Trotz des Neins zu Waffenexporten: Das Interesse an dieser Reise bei den deutschen Unternehmern war riesig: "Wir haben viele Absagen erteilen müssen, obwohl die Delegation mit über hundert Wirtschaftsvertretern sehr groß ist", sagt Brigitte Zypries, frühere Bundesministerin und derzeit Staatssekretärin im Gabriel- Ministerium.

Kontakte sind alles

Zwei, die es geschafft haben und mit dem Minister reisen, sind Wolfgang Röhrig, Chef des mittelständischen Armaturenbauers Gutermuth aus Altenstadt in Hessen und Thomas Gellweiler, Geschäftsführer der Firma RITAG aus Osterholz-Scharmbeck. Beide sind schon länger am Golf aktiv und liefern Armaturen und Ventile für die staatlichen Öl- und Gasgiganten in den Golfstaaten.

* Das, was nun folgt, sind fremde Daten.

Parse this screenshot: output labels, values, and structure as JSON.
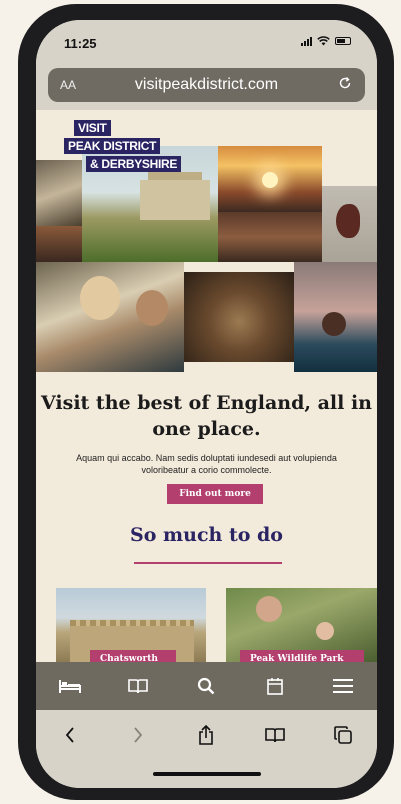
{
  "status_bar": {
    "time": "11:25"
  },
  "browser": {
    "text_size_label": "AA",
    "url": "visitpeakdistrict.com"
  },
  "logo": {
    "line1": "VISIT",
    "line2": "PEAK DISTRICT",
    "line3": "& DERBYSHIRE"
  },
  "hero": {
    "headline": "Visit the best of England, all in one place.",
    "body": "Aquam qui accabo. Nam sedis doluptati iundesedi aut volupienda voloribeatur a corio commolecte.",
    "cta_label": "Find out more"
  },
  "section": {
    "title": "So much to do",
    "cards": [
      {
        "label": "Chatsworth"
      },
      {
        "label": "Peak Wildlife Park"
      }
    ]
  },
  "site_nav": {
    "items": [
      {
        "icon": "bed-icon"
      },
      {
        "icon": "open-book-icon"
      },
      {
        "icon": "search-icon"
      },
      {
        "icon": "calendar-icon"
      },
      {
        "icon": "menu-icon"
      }
    ]
  },
  "toolbar": {
    "items": [
      {
        "icon": "back-icon"
      },
      {
        "icon": "forward-icon"
      },
      {
        "icon": "share-icon"
      },
      {
        "icon": "bookmarks-icon"
      },
      {
        "icon": "tabs-icon"
      }
    ]
  },
  "colors": {
    "brand_navy": "#2b2463",
    "brand_pink": "#b23f6e",
    "page_background": "#f2eadb",
    "site_nav_background": "#6f6a60"
  }
}
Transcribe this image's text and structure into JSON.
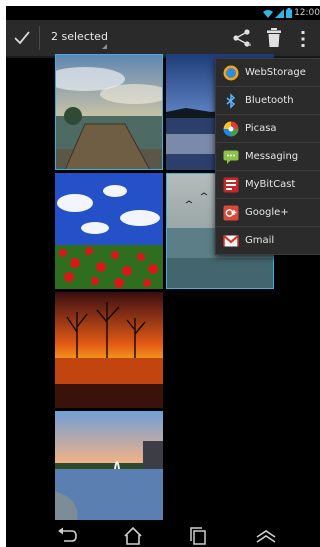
{
  "status_bar": {
    "time": "12:00",
    "icons": [
      "wifi-icon",
      "signal-icon",
      "battery-icon"
    ]
  },
  "action_bar": {
    "selection_text": "2 selected",
    "icons": [
      "checkmark-icon",
      "share-icon",
      "trash-icon",
      "overflow-menu-icon"
    ]
  },
  "share_menu": {
    "items": [
      {
        "label": "WebStorage",
        "icon": "webstorage-icon"
      },
      {
        "label": "Bluetooth",
        "icon": "bluetooth-icon"
      },
      {
        "label": "Picasa",
        "icon": "picasa-icon"
      },
      {
        "label": "Messaging",
        "icon": "messaging-icon"
      },
      {
        "label": "MyBitCast",
        "icon": "mybitcast-icon"
      },
      {
        "label": "Google+",
        "icon": "google-plus-icon"
      },
      {
        "label": "Gmail",
        "icon": "gmail-icon"
      }
    ]
  },
  "gallery": {
    "photos": [
      {
        "subject": "wooden pier under cloudy sky",
        "selected": true
      },
      {
        "subject": "lake at dusk with blue sky",
        "selected": false
      },
      {
        "subject": "red poppy field under blue sky",
        "selected": false
      },
      {
        "subject": "birds over misty lake",
        "selected": true
      },
      {
        "subject": "bare trees at orange sunset over water",
        "selected": false
      },
      {
        "subject": "fountain in lake at sunset",
        "selected": false
      }
    ]
  },
  "navigation_bar": {
    "buttons": [
      "back-icon",
      "home-icon",
      "recent-apps-icon",
      "menu-icon"
    ]
  },
  "colors": {
    "accent": "#33b5e5",
    "action_bar": "#2a2a2a",
    "menu_background": "#2b2b2b"
  }
}
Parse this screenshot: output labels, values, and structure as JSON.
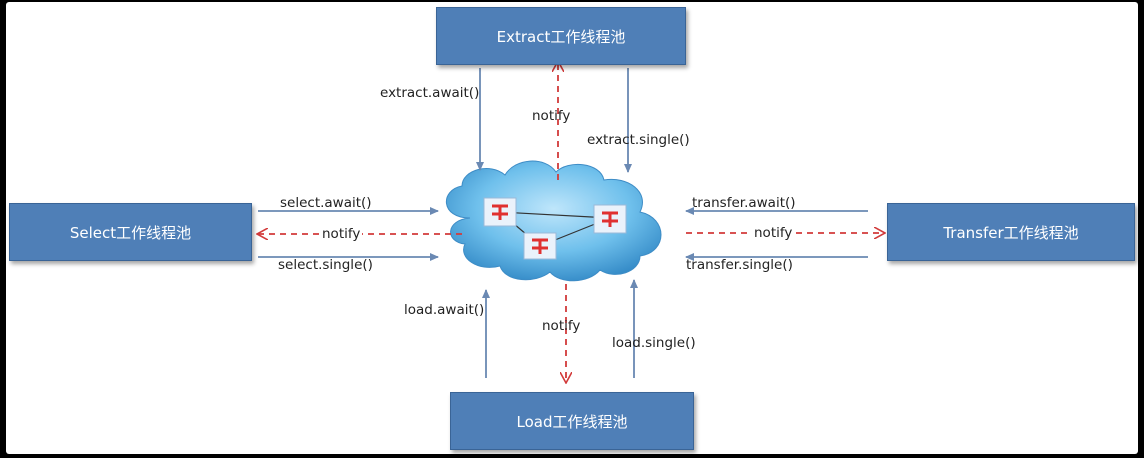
{
  "pools": {
    "extract": "Extract工作线程池",
    "select": "Select工作线程池",
    "transfer": "Transfer工作线程池",
    "load": "Load工作线程池"
  },
  "labels": {
    "extract_await": "extract.await()",
    "extract_single": "extract.single()",
    "extract_notify": "notify",
    "select_await": "select.await()",
    "select_single": "select.single()",
    "select_notify": "notify",
    "transfer_await": "transfer.await()",
    "transfer_single": "transfer.single()",
    "transfer_notify": "notify",
    "load_await": "load.await()",
    "load_single": "load.single()",
    "load_notify": "notify"
  },
  "colors": {
    "box_fill": "#4f7fb7",
    "solid_arrow": "#6a89b3",
    "notify_arrow": "#d23a3a",
    "cloud": "#5fb2e6"
  },
  "icons": [
    "cloud-icon",
    "router-icon"
  ]
}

Und für beide sind Reisen wie diese immens wichtig: "Aufträge bekommt man in dieser Region nur, wenn man die wichtigen Leute in den Unternehmen kennt, und solche Kontakte kann man hier knüpfen", sagt Röhrig. "Man kann sich sogar bei späteren Kontakten auf diese Reise beziehen." Der Markt am Golf, ergänzt Gellweiler, werde immer wichtiger: "China lässt nach, auch in Europa bricht Einiges weg, und hier in der Region hat das Prädikat 'Made in Germany' immer noch einen hohen Wert."

Und so trifft Gabriel am Sonntag in Riad die saudischen Minister für Wasser und Elektrizität, bevor der Tross weiterfliegt in die Vereinigten Arabischen Emirate. Dort soll es dann ebenso wie am Dienstag in Katar vor allem um den Ausbau von Erneuerbaren Energien am Golf gehen, von dem sich die deutschen Firmen satte Aufträge versprechen.